At 70, he put out a CD called "Eastern European Roots."
"I've played Cuban music, but I'm not Cuban," he once told the Rocky
Mountain News. "I've played Brazilian music, but I'm not Brazilian. I've
played jazz, but I'm not African-American. What I am is an Eastern European
Jew. I love all the music I've played, but I wanted something that is mine."
When he left Atlantic Records in 1979 he started producing his own records,
and later he began his own label, Kokopelli. In all, he made more than 100
albums as a leader.
His last four albums were released by Lightyear Entertainment, which on
Wednesday called him "a giant and a visionary."
"The years of pleasure he has given have touched millions. He will be sorely
missed," said Lightyear President Arnie Holland.
Born Herbert Solomon in Brooklyn in 1930, he started his career when he was
15, playing in groups at Catskill Mountain resorts for the summer. He
studied saxophone but preferred flute. In the 1950s, after three years in
the Army playing with the Army Band in Trieste, Italy, Mann toured France
and Scandinavia.
He credited visits to Africa and Brazil in the early 1960s with changing his
musical outlook.
"When I came back (from Africa), I hired (Babatunde) Olatunji, a Nigerian
drummer living here, and we started doing music based on African motifs," he
told the AP.
As for the Brazil tour, he said, "Revelation doesn't touch it. Up to that
point, the ethnic music I had heard had 14 drums playing different parts but
the melodies were very simple. Then I saw the `Black Orpheus' movie and
heard multiple rhythm parts along with the most beautiful melodies in the
world."
He returned and recorded with Brazilian musicians, including Antonio Carlos
Jobim and a 19-year-old Sergio Mendes.
"As much as I love music, I never really thought it was my life. I thought
it was the vehicle I used to express my life," he said.
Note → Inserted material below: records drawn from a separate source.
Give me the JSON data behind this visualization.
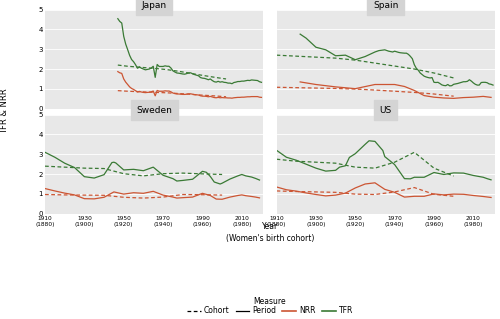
{
  "countries": [
    "Japan",
    "Spain",
    "Sweden",
    "US"
  ],
  "color_tfr": "#3a7a35",
  "color_nrr": "#cc5533",
  "panel_bg": "#e8e8e8",
  "title_bg": "#d4d4d4",
  "ylim": [
    0,
    5
  ],
  "yticks": [
    0,
    1,
    2,
    3,
    4,
    5
  ],
  "xlim": [
    1910,
    2021
  ],
  "xticks": [
    1910,
    1930,
    1950,
    1970,
    1990,
    2010
  ],
  "xticklabels_top": [
    "1910",
    "1930",
    "1950",
    "1970",
    "1990",
    "2010"
  ],
  "xticklabels_cohort": [
    "(1880)",
    "(1900)",
    "(1920)",
    "(1940)",
    "(1960)",
    "(1980)"
  ],
  "japan": {
    "p_tfr_x": [
      1947,
      1948,
      1949,
      1950,
      1951,
      1952,
      1953,
      1954,
      1955,
      1956,
      1957,
      1958,
      1959,
      1960,
      1961,
      1962,
      1963,
      1964,
      1965,
      1966,
      1967,
      1968,
      1969,
      1970,
      1971,
      1972,
      1973,
      1974,
      1975,
      1976,
      1977,
      1978,
      1979,
      1980,
      1981,
      1982,
      1983,
      1984,
      1985,
      1986,
      1987,
      1988,
      1989,
      1990,
      1991,
      1992,
      1993,
      1994,
      1995,
      1996,
      1997,
      1998,
      1999,
      2000,
      2001,
      2002,
      2003,
      2004,
      2005,
      2006,
      2007,
      2008,
      2009,
      2010,
      2011,
      2012,
      2013,
      2014,
      2015,
      2016,
      2017,
      2018,
      2019,
      2020
    ],
    "p_tfr_y": [
      4.54,
      4.4,
      4.32,
      3.65,
      3.26,
      2.98,
      2.69,
      2.48,
      2.37,
      2.22,
      2.04,
      2.11,
      2.04,
      2.0,
      1.96,
      1.98,
      2.0,
      2.05,
      2.14,
      1.58,
      2.23,
      2.13,
      2.13,
      2.13,
      2.16,
      2.14,
      2.14,
      2.05,
      1.91,
      1.85,
      1.8,
      1.79,
      1.77,
      1.75,
      1.74,
      1.77,
      1.8,
      1.81,
      1.76,
      1.72,
      1.69,
      1.66,
      1.57,
      1.54,
      1.53,
      1.5,
      1.46,
      1.5,
      1.42,
      1.36,
      1.34,
      1.38,
      1.34,
      1.36,
      1.33,
      1.32,
      1.29,
      1.29,
      1.26,
      1.32,
      1.34,
      1.37,
      1.37,
      1.39,
      1.39,
      1.41,
      1.43,
      1.42,
      1.45,
      1.44,
      1.43,
      1.42,
      1.36,
      1.33
    ],
    "p_nrr_x": [
      1947,
      1948,
      1949,
      1950,
      1951,
      1952,
      1953,
      1954,
      1955,
      1956,
      1957,
      1958,
      1959,
      1960,
      1961,
      1962,
      1963,
      1964,
      1965,
      1966,
      1967,
      1968,
      1969,
      1970,
      1971,
      1972,
      1973,
      1974,
      1975,
      1976,
      1977,
      1978,
      1979,
      1980,
      1981,
      1982,
      1983,
      1984,
      1985,
      1986,
      1987,
      1988,
      1989,
      1990,
      1991,
      1992,
      1993,
      1994,
      1995,
      1996,
      1997,
      1998,
      1999,
      2000,
      2001,
      2002,
      2003,
      2004,
      2005,
      2006,
      2007,
      2008,
      2009,
      2010,
      2011,
      2012,
      2013,
      2014,
      2015,
      2016,
      2017,
      2018,
      2019,
      2020
    ],
    "p_nrr_y": [
      1.87,
      1.81,
      1.78,
      1.5,
      1.34,
      1.22,
      1.1,
      1.02,
      0.97,
      0.91,
      0.84,
      0.87,
      0.84,
      0.82,
      0.81,
      0.82,
      0.83,
      0.85,
      0.89,
      0.65,
      0.92,
      0.88,
      0.88,
      0.88,
      0.9,
      0.89,
      0.89,
      0.85,
      0.79,
      0.76,
      0.74,
      0.74,
      0.73,
      0.72,
      0.72,
      0.73,
      0.75,
      0.75,
      0.73,
      0.71,
      0.7,
      0.69,
      0.65,
      0.63,
      0.63,
      0.62,
      0.6,
      0.62,
      0.59,
      0.56,
      0.55,
      0.57,
      0.55,
      0.56,
      0.55,
      0.55,
      0.54,
      0.54,
      0.53,
      0.55,
      0.56,
      0.57,
      0.57,
      0.58,
      0.58,
      0.59,
      0.6,
      0.6,
      0.61,
      0.61,
      0.61,
      0.61,
      0.58,
      0.57
    ],
    "c_tfr_x": [
      1917,
      1922,
      1927,
      1932,
      1937,
      1942,
      1947,
      1952,
      1957,
      1962,
      1967,
      1972
    ],
    "c_tfr_y": [
      2.2,
      2.14,
      2.1,
      2.06,
      2.02,
      1.97,
      1.9,
      1.82,
      1.73,
      1.65,
      1.57,
      1.5
    ],
    "c_nrr_x": [
      1917,
      1922,
      1927,
      1932,
      1937,
      1942,
      1947,
      1952,
      1957,
      1962,
      1967,
      1972
    ],
    "c_nrr_y": [
      0.91,
      0.88,
      0.86,
      0.84,
      0.82,
      0.8,
      0.77,
      0.74,
      0.7,
      0.67,
      0.64,
      0.6
    ]
  },
  "spain": {
    "p_tfr_x": [
      1922,
      1925,
      1930,
      1935,
      1940,
      1945,
      1950,
      1955,
      1960,
      1962,
      1965,
      1967,
      1969,
      1970,
      1971,
      1972,
      1973,
      1974,
      1975,
      1976,
      1977,
      1978,
      1979,
      1980,
      1981,
      1982,
      1983,
      1984,
      1985,
      1986,
      1987,
      1988,
      1989,
      1990,
      1991,
      1992,
      1993,
      1994,
      1995,
      1996,
      1997,
      1998,
      1999,
      2000,
      2001,
      2002,
      2003,
      2004,
      2005,
      2006,
      2007,
      2008,
      2009,
      2010,
      2011,
      2012,
      2013,
      2014,
      2015,
      2016,
      2017,
      2018,
      2019,
      2020
    ],
    "p_tfr_y": [
      3.76,
      3.56,
      3.1,
      2.97,
      2.67,
      2.7,
      2.47,
      2.63,
      2.86,
      2.93,
      2.97,
      2.9,
      2.86,
      2.9,
      2.87,
      2.84,
      2.82,
      2.81,
      2.8,
      2.8,
      2.74,
      2.64,
      2.52,
      2.22,
      2.04,
      1.94,
      1.8,
      1.72,
      1.64,
      1.6,
      1.57,
      1.55,
      1.57,
      1.33,
      1.32,
      1.33,
      1.27,
      1.2,
      1.17,
      1.16,
      1.22,
      1.15,
      1.16,
      1.23,
      1.25,
      1.27,
      1.3,
      1.33,
      1.36,
      1.36,
      1.38,
      1.46,
      1.39,
      1.3,
      1.23,
      1.19,
      1.19,
      1.32,
      1.33,
      1.33,
      1.31,
      1.25,
      1.23,
      1.19
    ],
    "p_nrr_x": [
      1922,
      1930,
      1940,
      1950,
      1960,
      1970,
      1975,
      1980,
      1985,
      1990,
      1995,
      2000,
      2005,
      2010,
      2015,
      2019
    ],
    "p_nrr_y": [
      1.35,
      1.22,
      1.1,
      1.01,
      1.22,
      1.22,
      1.12,
      0.92,
      0.66,
      0.58,
      0.54,
      0.52,
      0.56,
      0.58,
      0.62,
      0.57
    ],
    "c_tfr_x": [
      1880,
      1890,
      1900,
      1910,
      1920,
      1930,
      1940,
      1950,
      1960,
      1970
    ],
    "c_tfr_y": [
      2.7,
      2.65,
      2.6,
      2.55,
      2.45,
      2.3,
      2.15,
      2.0,
      1.8,
      1.55
    ],
    "c_nrr_x": [
      1880,
      1890,
      1900,
      1910,
      1920,
      1930,
      1940,
      1950,
      1960,
      1970
    ],
    "c_nrr_y": [
      1.08,
      1.06,
      1.04,
      1.02,
      0.99,
      0.94,
      0.88,
      0.82,
      0.74,
      0.63
    ]
  },
  "sweden": {
    "p_tfr_x": [
      1891,
      1895,
      1900,
      1905,
      1910,
      1915,
      1920,
      1925,
      1930,
      1935,
      1940,
      1944,
      1945,
      1946,
      1950,
      1955,
      1960,
      1965,
      1970,
      1975,
      1977,
      1980,
      1985,
      1990,
      1992,
      1994,
      1996,
      1999,
      2000,
      2004,
      2008,
      2010,
      2012,
      2015,
      2017,
      2019
    ],
    "p_tfr_y": [
      3.3,
      3.22,
      3.15,
      3.12,
      3.1,
      2.85,
      2.55,
      2.33,
      1.87,
      1.8,
      1.97,
      2.58,
      2.6,
      2.56,
      2.21,
      2.24,
      2.17,
      2.35,
      1.94,
      1.77,
      1.65,
      1.68,
      1.74,
      2.14,
      2.09,
      1.88,
      1.6,
      1.5,
      1.54,
      1.75,
      1.91,
      1.98,
      1.91,
      1.85,
      1.78,
      1.7
    ],
    "p_nrr_x": [
      1891,
      1895,
      1900,
      1905,
      1910,
      1915,
      1920,
      1925,
      1930,
      1935,
      1940,
      1945,
      1950,
      1955,
      1960,
      1965,
      1970,
      1975,
      1977,
      1980,
      1985,
      1990,
      1994,
      1997,
      2000,
      2004,
      2008,
      2010,
      2012,
      2015,
      2017,
      2019
    ],
    "p_nrr_y": [
      1.35,
      1.3,
      1.28,
      1.27,
      1.27,
      1.15,
      1.04,
      0.95,
      0.76,
      0.75,
      0.83,
      1.1,
      0.99,
      1.06,
      1.03,
      1.13,
      0.94,
      0.84,
      0.79,
      0.81,
      0.84,
      1.03,
      0.92,
      0.74,
      0.73,
      0.84,
      0.92,
      0.95,
      0.91,
      0.87,
      0.84,
      0.8
    ],
    "c_tfr_x": [
      1880,
      1890,
      1900,
      1910,
      1920,
      1930,
      1940,
      1950,
      1960,
      1970
    ],
    "c_tfr_y": [
      2.4,
      2.35,
      2.3,
      2.28,
      2.02,
      1.91,
      2.02,
      2.05,
      2.01,
      1.98
    ],
    "c_nrr_x": [
      1880,
      1890,
      1900,
      1910,
      1920,
      1930,
      1940,
      1950,
      1960,
      1970
    ],
    "c_nrr_y": [
      0.97,
      0.95,
      0.94,
      0.93,
      0.83,
      0.79,
      0.84,
      0.97,
      0.96,
      0.94
    ]
  },
  "us": {
    "p_tfr_x": [
      1910,
      1915,
      1920,
      1925,
      1930,
      1935,
      1940,
      1942,
      1945,
      1947,
      1950,
      1955,
      1957,
      1960,
      1964,
      1965,
      1970,
      1975,
      1978,
      1980,
      1985,
      1990,
      1995,
      2000,
      2005,
      2010,
      2015,
      2017,
      2019
    ],
    "p_tfr_y": [
      3.2,
      2.85,
      2.7,
      2.5,
      2.3,
      2.15,
      2.19,
      2.35,
      2.42,
      2.84,
      3.03,
      3.5,
      3.68,
      3.65,
      3.19,
      2.88,
      2.48,
      1.77,
      1.76,
      1.84,
      1.84,
      2.08,
      1.98,
      2.06,
      2.05,
      1.93,
      1.84,
      1.77,
      1.71
    ],
    "p_nrr_x": [
      1910,
      1915,
      1920,
      1925,
      1930,
      1935,
      1940,
      1945,
      1950,
      1955,
      1960,
      1965,
      1970,
      1975,
      1980,
      1985,
      1990,
      1995,
      2000,
      2005,
      2010,
      2015,
      2019
    ],
    "p_nrr_y": [
      1.35,
      1.21,
      1.14,
      1.05,
      0.97,
      0.9,
      0.94,
      1.04,
      1.3,
      1.5,
      1.56,
      1.23,
      1.08,
      0.84,
      0.88,
      0.88,
      1.0,
      0.95,
      0.99,
      0.98,
      0.92,
      0.87,
      0.82
    ],
    "c_tfr_x": [
      1880,
      1890,
      1900,
      1910,
      1920,
      1930,
      1940,
      1950,
      1960,
      1970
    ],
    "c_tfr_y": [
      2.75,
      2.65,
      2.6,
      2.55,
      2.35,
      2.3,
      2.6,
      3.1,
      2.3,
      1.9
    ],
    "c_nrr_x": [
      1880,
      1890,
      1900,
      1910,
      1920,
      1930,
      1940,
      1950,
      1960,
      1970
    ],
    "c_nrr_y": [
      1.15,
      1.12,
      1.1,
      1.08,
      0.99,
      0.97,
      1.1,
      1.32,
      0.98,
      0.88
    ]
  }
}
Mann founded the Herbie Mann Prostate Cancer Awareness Music Foundation,
which provided onsite screenings for thousands of men at concerts and other
events.
Mann is also survived by his mother, Ruth Solomon of Hallandale, Fla.;
sister Judi Burnstein of Niceville, Fla.; sons Paul Mann of San Francisco
and Geoff Mann of New York City; and daughter Laura Mann of New York City.